Story By Ian Guerin
The joy of victory is great, but the agony of defeat can, well, suck.
As prestigious as some courses are, those players lacking even moderate skill can quickly find themselves hating Myrtle Beach’s ultra-challenging tracks. Some of the biggest names on the design circuit flexed their muscles some here, and their creativity can test even the seasoned players among us.
So remember to not extend the tee box selection, and - in some cases - know that novices need not apply.
Robert Trent Jones’ original design from the 1940s and 1950s has been touched up significantly throughout the years. Little added the impressive touch as 2013’s renovations, when 250 additional yards pushed the championship tees back to 7,450. Many try to overplay their abilities for bragging purposes, only to be left with reason to enroll in lessons at their earliest convenience. Even some of the lower tee boxes have ravaged scorecards for decades.
Few will argue that Jack Nicklaus forgot that most folks didn’t have his ability when it came to his layout at one of the Grand Strand’s southernmost courses. Take the second hole, for instance, where 408 yards from the whites equates to the No. 1 handicap. Heavy tree lines, wind-affect par 3s next to marshes and even a hole with a tree set smack dab in the middle of the fairway follow from there.
Prestwick has one of the ultimate names in golf attached to it. The only local joint effort between Pete and P.B. Dye is about as pretty as they come, and as the folks affiliated with the course like to point out, it isn’t like Pete took a few holes and P.B. handled the rest. No, together, they each added their combined M.O. Some of the fairways drop off onto lower tiers, natural grasses cut across others and some pot bunkers rear their ugly heads. If you’re a first-timer and not at the top of your game, a triple-digit score is normal.
One of the great aspects of River Club is that Tom Jackson’s signature design includes a virtual air conditioning system in terms of large ponds and streams that cut around or through 14 of the 18 holes here.
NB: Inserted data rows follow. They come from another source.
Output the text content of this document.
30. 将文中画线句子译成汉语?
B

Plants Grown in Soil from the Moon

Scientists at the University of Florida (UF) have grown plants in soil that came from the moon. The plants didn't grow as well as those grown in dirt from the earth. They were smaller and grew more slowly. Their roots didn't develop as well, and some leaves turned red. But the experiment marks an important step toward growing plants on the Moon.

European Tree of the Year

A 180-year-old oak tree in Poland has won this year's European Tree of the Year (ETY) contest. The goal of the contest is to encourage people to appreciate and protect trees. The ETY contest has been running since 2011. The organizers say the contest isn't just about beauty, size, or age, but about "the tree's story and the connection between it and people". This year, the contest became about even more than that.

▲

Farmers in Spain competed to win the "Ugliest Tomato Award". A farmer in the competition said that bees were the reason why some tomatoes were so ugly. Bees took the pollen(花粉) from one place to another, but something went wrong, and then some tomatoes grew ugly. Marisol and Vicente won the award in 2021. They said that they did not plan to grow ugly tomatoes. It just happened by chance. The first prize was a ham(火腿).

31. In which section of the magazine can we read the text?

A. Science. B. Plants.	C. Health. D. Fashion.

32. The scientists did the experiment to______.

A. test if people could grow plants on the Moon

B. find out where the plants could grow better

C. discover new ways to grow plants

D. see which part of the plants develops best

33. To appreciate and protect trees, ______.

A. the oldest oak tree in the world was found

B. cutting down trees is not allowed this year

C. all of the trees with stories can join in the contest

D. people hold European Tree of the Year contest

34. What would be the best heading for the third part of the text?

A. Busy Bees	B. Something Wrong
What’s not so fantastic for some is all that water tends to have a magnetic affect for golf balls. When the wet stuff isn’t affecting the shots off the tee box, front-side bunkers are basically killing any chance of bump-and-run golf. You’ll need some touch with the irons to be successful here.
The sister course of the famed Caledonia Golf & Fish Club, True Blue was the ownership’s second venture into the game. They brought back Mike Strantz, who decided to add a few more gut punches here and there, at least compared to his neighboring Caledonia. Artistic waste bunkers, giants ponds, slender fairways and sloping greens make a course previously named as one of America’s top 100 tracks also one of the area’s most consistently toughest rounds, regardless of season.